To avoid this, the person will then recycle.
This same principle can be applied to other social behaviours, like cheating on college exams, exercising, recycling, or gender stereotyping.
‘We found the effect is strongest when questions are used to encourage behaviour with personal and socially accepted norms, such as eating healthy foods or volunteering,’ said Eric R. Spangenberg, first author and dean of the Paul Merage School of Business, University of California, Irvine.
‘But it can be used effectively to even influence consumer purchase, such as a new computer.’
The most effective were ‘yes’ or ‘no’ questions asked via computer or pen-and-paper survey.
Researchers also found that it was best not to provide a specific time frame for the goal.
‘It is pretty easy to ask a question, and it can be done in a variety of means, such as ads, mailers, online media, and interpersonal communications,’ said Sprott.

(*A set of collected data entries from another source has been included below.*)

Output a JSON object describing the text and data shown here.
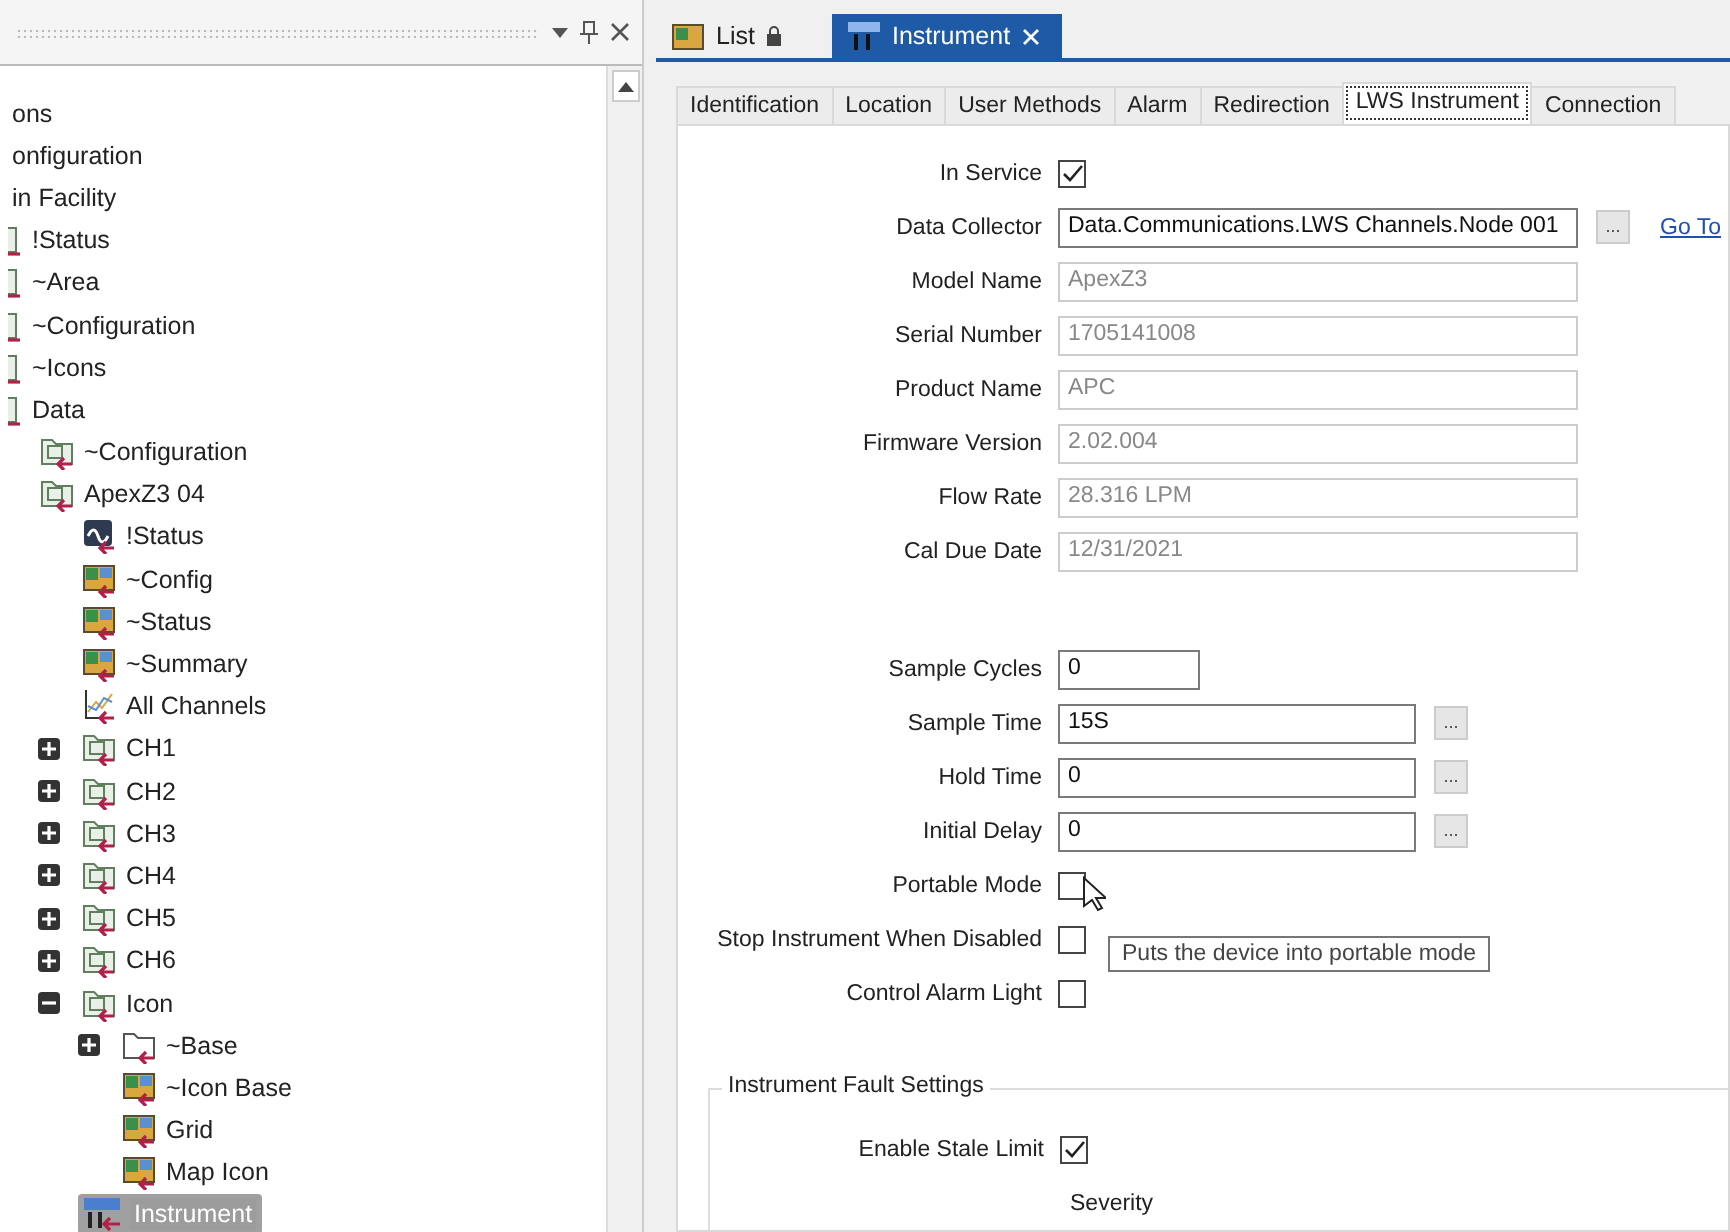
{
  "tree_pane": {
    "tree": [
      {
        "label": "ons"
      },
      {
        "label": "onfiguration"
      },
      {
        "label": "in Facility",
        "children": [
          {
            "label": "!Status",
            "kind": "cut"
          },
          {
            "label": "~Area",
            "kind": "cut"
          },
          {
            "label": "~Configuration",
            "kind": "cut"
          },
          {
            "label": "~Icons",
            "kind": "cut"
          },
          {
            "label": "Data",
            "kind": "cut",
            "children": [
              {
                "label": "~Configuration",
                "kind": "folder"
              },
              {
                "label": "ApexZ3 04",
                "kind": "folder",
                "children": [
                  {
                    "label": "!Status",
                    "kind": "status"
                  },
                  {
                    "label": "~Config",
                    "kind": "display"
                  },
                  {
                    "label": "~Status",
                    "kind": "display"
                  },
                  {
                    "label": "~Summary",
                    "kind": "display"
                  },
                  {
                    "label": "All Channels",
                    "kind": "chart"
                  },
                  {
                    "label": "CH1",
                    "kind": "folder",
                    "expanded": false
                  },
                  {
                    "label": "CH2",
                    "kind": "folder",
                    "expanded": false
                  },
                  {
                    "label": "CH3",
                    "kind": "folder",
                    "expanded": false
                  },
                  {
                    "label": "CH4",
                    "kind": "folder",
                    "expanded": false
                  },
                  {
                    "label": "CH5",
                    "kind": "folder",
                    "expanded": false
                  },
                  {
                    "label": "CH6",
                    "kind": "folder",
                    "expanded": false
                  },
                  {
                    "label": "Icon",
                    "kind": "folder",
                    "expanded": true,
                    "children": [
                      {
                        "label": "~Base",
                        "kind": "empty-folder",
                        "expanded": false
                      },
                      {
                        "label": "~Icon Base",
                        "kind": "display"
                      },
                      {
                        "label": "Grid",
                        "kind": "display"
                      },
                      {
                        "label": "Map Icon",
                        "kind": "display"
                      }
                    ]
                  },
                  {
                    "label": "Instrument",
                    "kind": "instrument",
                    "selected": true
                  }
                ]
              }
            ]
          }
        ]
      }
    ]
  },
  "doc_tabs": [
    {
      "label": "List",
      "kind": "list",
      "selected": false
    },
    {
      "label": "Instrument",
      "kind": "instrument",
      "selected": true
    }
  ],
  "prop_tabs": [
    {
      "label": "Identification",
      "selected": false
    },
    {
      "label": "Location",
      "selected": false
    },
    {
      "label": "User Methods",
      "selected": false
    },
    {
      "label": "Alarm",
      "selected": false
    },
    {
      "label": "Redirection",
      "selected": false
    },
    {
      "label": "LWS Instrument",
      "selected": true
    },
    {
      "label": "Connection",
      "selected": false
    }
  ],
  "form": [
    {
      "kind": "checkbox",
      "label": "In Service",
      "checked": true
    },
    {
      "kind": "wide",
      "label": "Data Collector",
      "value": "Data.Communications.LWS Channels.Node 001",
      "disabled": false,
      "browse": "...",
      "link": "Go To"
    },
    {
      "kind": "wide",
      "label": "Model Name",
      "value": "ApexZ3",
      "disabled": true
    },
    {
      "kind": "wide",
      "label": "Serial Number",
      "value": "1705141008",
      "disabled": true
    },
    {
      "kind": "wide",
      "label": "Product Name",
      "value": "APC",
      "disabled": true
    },
    {
      "kind": "wide",
      "label": "Firmware Version",
      "value": "2.02.004",
      "disabled": true
    },
    {
      "kind": "wide",
      "label": "Flow Rate",
      "value": "28.316 LPM",
      "disabled": true
    },
    {
      "kind": "wide",
      "label": "Cal Due Date",
      "value": "12/31/2021",
      "disabled": true
    }
  ],
  "form2": [
    {
      "kind": "short",
      "label": "Sample Cycles",
      "value": "0",
      "disabled": false
    },
    {
      "kind": "medium",
      "label": "Sample Time",
      "value": "15S",
      "disabled": false,
      "browse": "..."
    },
    {
      "kind": "medium",
      "label": "Hold Time",
      "value": "0",
      "disabled": false,
      "browse": "..."
    },
    {
      "kind": "medium",
      "label": "Initial Delay",
      "value": "0",
      "disabled": false,
      "browse": "..."
    },
    {
      "kind": "checkbox",
      "label": "Portable Mode",
      "checked": false
    },
    {
      "kind": "checkbox",
      "label": "Stop Instrument When Disabled",
      "checked": false
    },
    {
      "kind": "checkbox",
      "label": "Control Alarm Light",
      "checked": false
    }
  ],
  "tooltip": "Puts the device into portable mode",
  "fault_group": {
    "title": "Instrument Fault Settings",
    "rows": [
      {
        "kind": "checkbox",
        "label": "Enable Stale Limit",
        "checked": true
      }
    ],
    "column_header": "Severity"
  }
}
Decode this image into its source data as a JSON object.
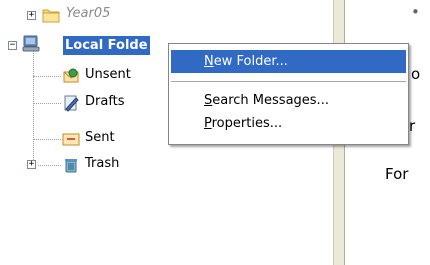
{
  "tree": {
    "items": [
      {
        "label": "Year05",
        "style": "archived"
      },
      {
        "label": "Local Folders",
        "visible_label": "Local Folde",
        "selected": true
      },
      {
        "label": "Unsent"
      },
      {
        "label": "Drafts"
      },
      {
        "label": "Sent"
      },
      {
        "label": "Trash"
      }
    ],
    "expander_plus": "+",
    "expander_minus": "−"
  },
  "context_menu": {
    "items": [
      {
        "prefix": "",
        "underline": "N",
        "rest": "ew Folder...",
        "highlighted": true
      },
      {
        "prefix": "",
        "underline": "S",
        "rest": "earch Messages..."
      },
      {
        "prefix": "",
        "underline": "P",
        "rest": "roperties..."
      }
    ]
  },
  "content": {
    "bullet": "•",
    "line1": "o",
    "line2": "r",
    "line3": "For"
  },
  "colors": {
    "selection": "#316ac5",
    "splitter": "#ece9d8"
  },
  "icons": {
    "year05": "folder-icon",
    "local_folders": "computer-icon",
    "unsent": "unsent-icon",
    "drafts": "drafts-icon",
    "sent": "sent-icon",
    "trash": "trash-icon"
  }
}
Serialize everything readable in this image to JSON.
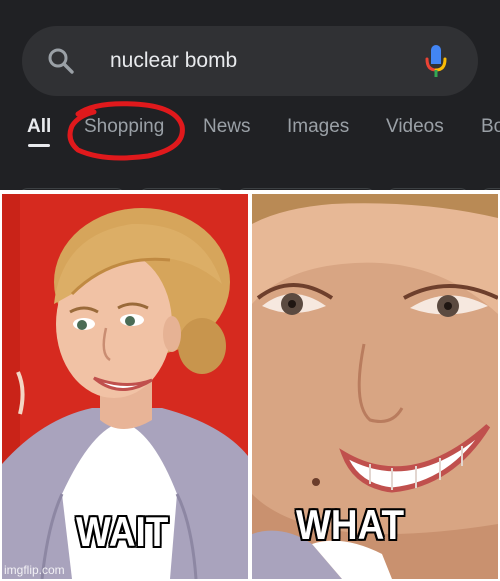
{
  "search": {
    "query": "nuclear bomb"
  },
  "tabs": [
    {
      "label": "All",
      "active": true
    },
    {
      "label": "Shopping",
      "active": false
    },
    {
      "label": "News",
      "active": false
    },
    {
      "label": "Images",
      "active": false
    },
    {
      "label": "Videos",
      "active": false
    },
    {
      "label": "Bo",
      "active": false
    }
  ],
  "annotation": {
    "circle_color": "#e0191c",
    "circled_tab": "Shopping"
  },
  "meme": {
    "left_caption": "WAIT",
    "right_caption": "WHAT",
    "watermark": "imgflip.com"
  },
  "icons": {
    "search": "search-icon",
    "mic": "microphone-icon"
  },
  "colors": {
    "background": "#202124",
    "search_bar": "#303134",
    "text_active": "#e8eaed",
    "text_inactive": "#9aa0a6",
    "left_panel_bg": "#d62a1f"
  }
}
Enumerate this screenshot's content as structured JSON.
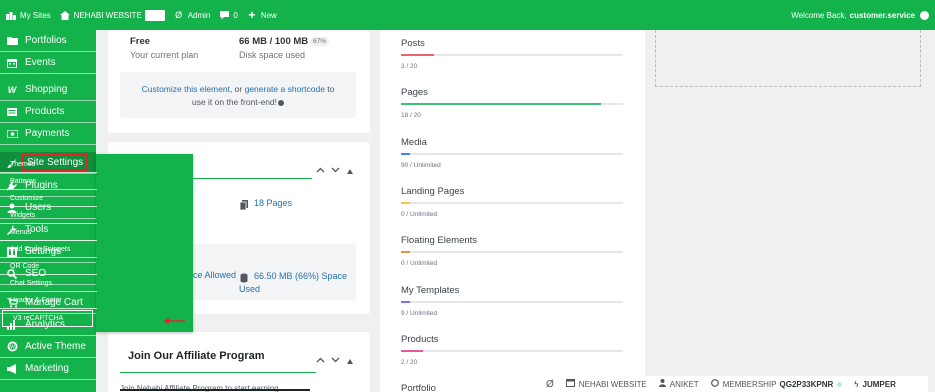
{
  "adminbar": {
    "my_sites": "My Sites",
    "site_name": "NEHABI WEBSITE",
    "admin": "Admin",
    "comments_count": "0",
    "new": "New",
    "welcome": "Welcome Back,",
    "username": "customer.service"
  },
  "sidebar": {
    "items": [
      {
        "label": "Portfolios",
        "icon": "folder-icon"
      },
      {
        "label": "Events",
        "icon": "calendar-icon"
      },
      {
        "label": "Shopping",
        "icon": "woo-icon"
      },
      {
        "label": "Products",
        "icon": "products-icon"
      },
      {
        "label": "Payments",
        "icon": "payments-icon"
      },
      {
        "label": "Site Settings",
        "icon": "brush-icon"
      },
      {
        "label": "Plugins",
        "icon": "plugin-icon"
      },
      {
        "label": "Users",
        "icon": "users-icon"
      },
      {
        "label": "Tools",
        "icon": "tools-icon"
      },
      {
        "label": "Settings",
        "icon": "settings-icon"
      },
      {
        "label": "SEO",
        "icon": "seo-icon"
      },
      {
        "label": "Manage Cart",
        "icon": "cart-icon"
      },
      {
        "label": "Analytics",
        "icon": "analytics-icon"
      },
      {
        "label": "Active Theme",
        "icon": "theme-icon"
      },
      {
        "label": "Marketing",
        "icon": "megaphone-icon"
      }
    ]
  },
  "submenu": {
    "items": [
      "Themes",
      "Patterns",
      "Customize",
      "Widgets",
      "Menus",
      "Add Code Snippets",
      "QR Code",
      "Chat Settings",
      "Header & Footer",
      "V3 reCAPTCHA"
    ]
  },
  "plan": {
    "name": "Free",
    "name_caption": "Your current plan",
    "disk": "66 MB / 100 MB",
    "disk_percent": "67%",
    "disk_caption": "Disk space used",
    "customize_link": "Customize this element",
    "customize_mid": ", or ",
    "shortcode_link": "generate a shortcode",
    "customize_tail1": " to",
    "customize_tail2": "use it on the front-end!"
  },
  "content_card": {
    "pages": "18 Pages",
    "space_allowed": "ce Allowed",
    "space_used": "66.50 MB (66%) Space Used"
  },
  "affiliate": {
    "title": "Join Our Affiliate Program",
    "cut_text": "Join Nehabi Affiliate Program to start earning"
  },
  "usage": [
    {
      "label": "Posts",
      "count": "3 / 20",
      "fraction": 0.15,
      "color": "#e8656b"
    },
    {
      "label": "Pages",
      "count": "18 / 20",
      "fraction": 0.9,
      "color": "#3fbf7a"
    },
    {
      "label": "Media",
      "count": "90 / Unlimited",
      "fraction": 0.04,
      "color": "#3a86ff"
    },
    {
      "label": "Landing Pages",
      "count": "0 / Unlimited",
      "fraction": 0.04,
      "color": "#f4c542"
    },
    {
      "label": "Floating Elements",
      "count": "0 / Unlimited",
      "fraction": 0.04,
      "color": "#f28c38"
    },
    {
      "label": "My Templates",
      "count": "9 / Unlimited",
      "fraction": 0.04,
      "color": "#8e6cf5"
    },
    {
      "label": "Products",
      "count": "2 / 20",
      "fraction": 0.1,
      "color": "#e85a9a"
    },
    {
      "label": "Portfolio",
      "count": "",
      "fraction": 0,
      "color": "#e5e7eb"
    }
  ],
  "footerbar": {
    "site": "NEHABI WEBSITE",
    "user": "ANIKET",
    "membership_label": "MEMBERSHIP",
    "membership_code": "QG2P33KPNR",
    "jumper": "JUMPER"
  }
}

The researchers also include Ioannis Kareklas, assistant professor of marketing, University at Albany, State University of New York, and Berna Devezer, assistant professor of marketing, University of Idaho.
While the ‘question-behaviour effect,’ was widely found to maintain its influence over time, the researcher found that habitual behaviours, like drinking or skipping class, would not have such positive results.
In one study, people who were asked about their vices were found to have done them more than a control group.
For the best outcome, asking yourself a question this New Year’s Eve may lead to healthier decisions in the year ahead.